Step 3: Characterization
Next, you should use a color measurement instrument, such as a colorimeter or spectrophotometer, to determine the device’s color reproduction characteristics. Even identical devices built on the same day from the same manufacturer will have slight variations in color. Characterization will optimize the settings for the best image reproduction on that particular device.
When characterizing a monitor, software flashes a series of known RGB values on screen, and the color measurement device measures them. To characterize a printer, print a test chart with anywhere from a few to thousands of color samples and measure them with the color measurement device.

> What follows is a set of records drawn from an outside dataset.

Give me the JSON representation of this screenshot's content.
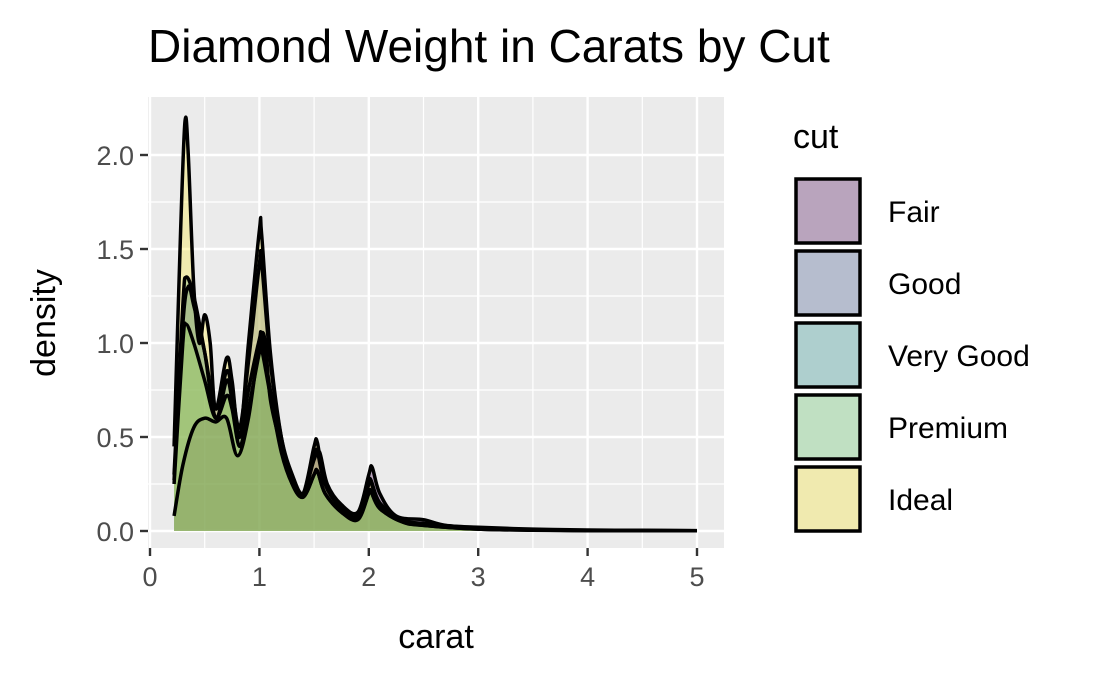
{
  "chart_data": {
    "type": "area",
    "title": "Diamond Weight in Carats by Cut",
    "xlabel": "carat",
    "ylabel": "density",
    "xlim": [
      0,
      5
    ],
    "ylim": [
      0,
      2.25
    ],
    "x_ticks": [
      0,
      1,
      2,
      3,
      4,
      5
    ],
    "x_tick_labels": [
      "0",
      "1",
      "2",
      "3",
      "4",
      "5"
    ],
    "y_ticks": [
      0,
      0.5,
      1,
      1.5,
      2
    ],
    "y_tick_labels": [
      "0.0",
      "0.5",
      "1.0",
      "1.5",
      "2.0"
    ],
    "grid": true,
    "legend": {
      "title": "cut",
      "position": "right",
      "items": [
        "Fair",
        "Good",
        "Very Good",
        "Premium",
        "Ideal"
      ]
    },
    "series": [
      {
        "name": "Fair",
        "color": "#440154",
        "points": [
          [
            0.22,
            0.08
          ],
          [
            0.3,
            0.35
          ],
          [
            0.4,
            0.55
          ],
          [
            0.5,
            0.6
          ],
          [
            0.6,
            0.58
          ],
          [
            0.7,
            0.6
          ],
          [
            0.8,
            0.4
          ],
          [
            0.9,
            0.6
          ],
          [
            1.0,
            1.0
          ],
          [
            1.05,
            1.02
          ],
          [
            1.1,
            0.7
          ],
          [
            1.2,
            0.45
          ],
          [
            1.3,
            0.28
          ],
          [
            1.4,
            0.2
          ],
          [
            1.5,
            0.38
          ],
          [
            1.55,
            0.42
          ],
          [
            1.62,
            0.25
          ],
          [
            1.75,
            0.14
          ],
          [
            1.9,
            0.1
          ],
          [
            2.0,
            0.3
          ],
          [
            2.03,
            0.34
          ],
          [
            2.1,
            0.2
          ],
          [
            2.25,
            0.08
          ],
          [
            2.5,
            0.06
          ],
          [
            2.7,
            0.03
          ],
          [
            3.0,
            0.02
          ],
          [
            3.5,
            0.01
          ],
          [
            4.0,
            0.005
          ],
          [
            4.5,
            0.004
          ],
          [
            5.0,
            0.002
          ]
        ]
      },
      {
        "name": "Good",
        "color": "#3b528b",
        "points": [
          [
            0.22,
            0.27
          ],
          [
            0.3,
            1.1
          ],
          [
            0.35,
            1.3
          ],
          [
            0.4,
            1.2
          ],
          [
            0.5,
            0.95
          ],
          [
            0.6,
            0.65
          ],
          [
            0.7,
            0.85
          ],
          [
            0.75,
            0.75
          ],
          [
            0.82,
            0.55
          ],
          [
            0.9,
            0.9
          ],
          [
            1.0,
            1.42
          ],
          [
            1.02,
            1.43
          ],
          [
            1.1,
            0.9
          ],
          [
            1.2,
            0.5
          ],
          [
            1.3,
            0.3
          ],
          [
            1.4,
            0.2
          ],
          [
            1.5,
            0.4
          ],
          [
            1.53,
            0.42
          ],
          [
            1.6,
            0.25
          ],
          [
            1.75,
            0.12
          ],
          [
            1.9,
            0.08
          ],
          [
            2.0,
            0.25
          ],
          [
            2.02,
            0.27
          ],
          [
            2.1,
            0.15
          ],
          [
            2.3,
            0.06
          ],
          [
            2.5,
            0.04
          ],
          [
            3.0,
            0.015
          ],
          [
            3.5,
            0.006
          ],
          [
            4.0,
            0.003
          ],
          [
            5.0,
            0.001
          ]
        ]
      },
      {
        "name": "Very Good",
        "color": "#21908c",
        "points": [
          [
            0.22,
            0.3
          ],
          [
            0.3,
            1.2
          ],
          [
            0.33,
            1.35
          ],
          [
            0.4,
            1.25
          ],
          [
            0.5,
            0.95
          ],
          [
            0.6,
            0.6
          ],
          [
            0.7,
            0.8
          ],
          [
            0.75,
            0.7
          ],
          [
            0.82,
            0.5
          ],
          [
            0.9,
            0.75
          ],
          [
            1.0,
            1.02
          ],
          [
            1.02,
            1.03
          ],
          [
            1.1,
            0.75
          ],
          [
            1.2,
            0.45
          ],
          [
            1.3,
            0.25
          ],
          [
            1.4,
            0.18
          ],
          [
            1.5,
            0.3
          ],
          [
            1.53,
            0.32
          ],
          [
            1.6,
            0.2
          ],
          [
            1.75,
            0.1
          ],
          [
            1.9,
            0.06
          ],
          [
            2.0,
            0.2
          ],
          [
            2.02,
            0.21
          ],
          [
            2.1,
            0.12
          ],
          [
            2.3,
            0.05
          ],
          [
            2.5,
            0.03
          ],
          [
            3.0,
            0.01
          ],
          [
            3.5,
            0.005
          ],
          [
            4.0,
            0.002
          ],
          [
            5.0,
            0.001
          ]
        ]
      },
      {
        "name": "Premium",
        "color": "#5dc863",
        "points": [
          [
            0.22,
            0.25
          ],
          [
            0.3,
            1.0
          ],
          [
            0.33,
            1.1
          ],
          [
            0.4,
            1.0
          ],
          [
            0.5,
            0.8
          ],
          [
            0.6,
            0.6
          ],
          [
            0.7,
            0.72
          ],
          [
            0.75,
            0.65
          ],
          [
            0.82,
            0.45
          ],
          [
            0.9,
            0.65
          ],
          [
            1.0,
            0.95
          ],
          [
            1.02,
            0.97
          ],
          [
            1.1,
            0.72
          ],
          [
            1.2,
            0.42
          ],
          [
            1.3,
            0.25
          ],
          [
            1.4,
            0.18
          ],
          [
            1.5,
            0.3
          ],
          [
            1.53,
            0.32
          ],
          [
            1.6,
            0.2
          ],
          [
            1.75,
            0.1
          ],
          [
            1.9,
            0.07
          ],
          [
            2.0,
            0.2
          ],
          [
            2.02,
            0.21
          ],
          [
            2.1,
            0.12
          ],
          [
            2.3,
            0.05
          ],
          [
            2.5,
            0.04
          ],
          [
            3.0,
            0.015
          ],
          [
            3.5,
            0.006
          ],
          [
            4.0,
            0.003
          ],
          [
            5.0,
            0.001
          ]
        ]
      },
      {
        "name": "Ideal",
        "color": "#fde725",
        "points": [
          [
            0.22,
            0.45
          ],
          [
            0.28,
            1.6
          ],
          [
            0.32,
            2.18
          ],
          [
            0.35,
            2.0
          ],
          [
            0.4,
            1.3
          ],
          [
            0.45,
            1.0
          ],
          [
            0.5,
            1.15
          ],
          [
            0.55,
            1.0
          ],
          [
            0.6,
            0.65
          ],
          [
            0.7,
            0.92
          ],
          [
            0.75,
            0.8
          ],
          [
            0.82,
            0.5
          ],
          [
            0.9,
            1.0
          ],
          [
            1.0,
            1.6
          ],
          [
            1.02,
            1.58
          ],
          [
            1.1,
            0.95
          ],
          [
            1.2,
            0.5
          ],
          [
            1.3,
            0.28
          ],
          [
            1.4,
            0.2
          ],
          [
            1.5,
            0.45
          ],
          [
            1.53,
            0.47
          ],
          [
            1.6,
            0.25
          ],
          [
            1.75,
            0.12
          ],
          [
            1.9,
            0.08
          ],
          [
            2.0,
            0.25
          ],
          [
            2.02,
            0.26
          ],
          [
            2.1,
            0.14
          ],
          [
            2.3,
            0.05
          ],
          [
            2.5,
            0.03
          ],
          [
            3.0,
            0.01
          ],
          [
            3.5,
            0.004
          ],
          [
            4.0,
            0.002
          ],
          [
            5.0,
            0.001
          ]
        ]
      }
    ]
  }
}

The collected color data is compared with sample colors and used to create an ICC profile, which is basically a three-dimensional map, or color space, of all of the colors the device can capture, display or print. It describes the specific characteristics of the device so that other devices know which color language it is speaking.
Step 4: Conversion
Conversion is the process of moving color data from the color space of one device to the color space of another. These controlled conversions take place in a working space. Think of it like an airline hub – a common place to connect workflows.
If an image is captured by an RGB camera, edited in Photoshop, added to a layout in InDesign, then printed on a CMYK printer, it must be converted multiple times. Embedded profiles help retain color appearance as the image moves between working spaces. It’s like wearing a nametag at a meeting. If the image takes its color reproduction characteristics with it, other devices know exactly what it is about so your workflow can produce consistent color.
How does color management work in print and packaging?
Back to our customer file. Before you launch your editing tools to fix the bad color, there are some things you need to do.
Make sure your monitor is calibrated and profiled to display accurate color so you know you’re seeing a true representation of what’s in that digital file. This is called “soft proofing” and is a very important part of a color-managed workflow. Soft proofing requires a good quality display and a monitor profile that can display the image at the correct color temperature and gamma settings.
If your monitor is set up for soft proofing, the problem isn’t on your end. It’s time to give your customer a call.
Does your customer see the same color cast?
If not, make sure he is also working on a calibrated and profiled monitor. (Here’s your chance to provide some education that will save them time and money in the future!) If your customer’s monitor IS set up for soft proofing, compare your ICC profile color settings. You both need to be using the same settings to see accurate colors.
If you and the customer both see the same color casts, the problem most likely occurred when the photo was captured, or during layout design. If the file itself is incorrect, a calibrated display can’t fix it.
Regardless of the cause, the file must be corrected. Ask the customer if they want your department to make the corrections or hand that task back to them. If the customer chooses to make the corrections himself, it is another learning opportunity that likely will contribute to better files in the future. Asking this question will also offer some degree of protection… if the customer asks you to run the file as is, they can’t object to the results when they see the printed piece.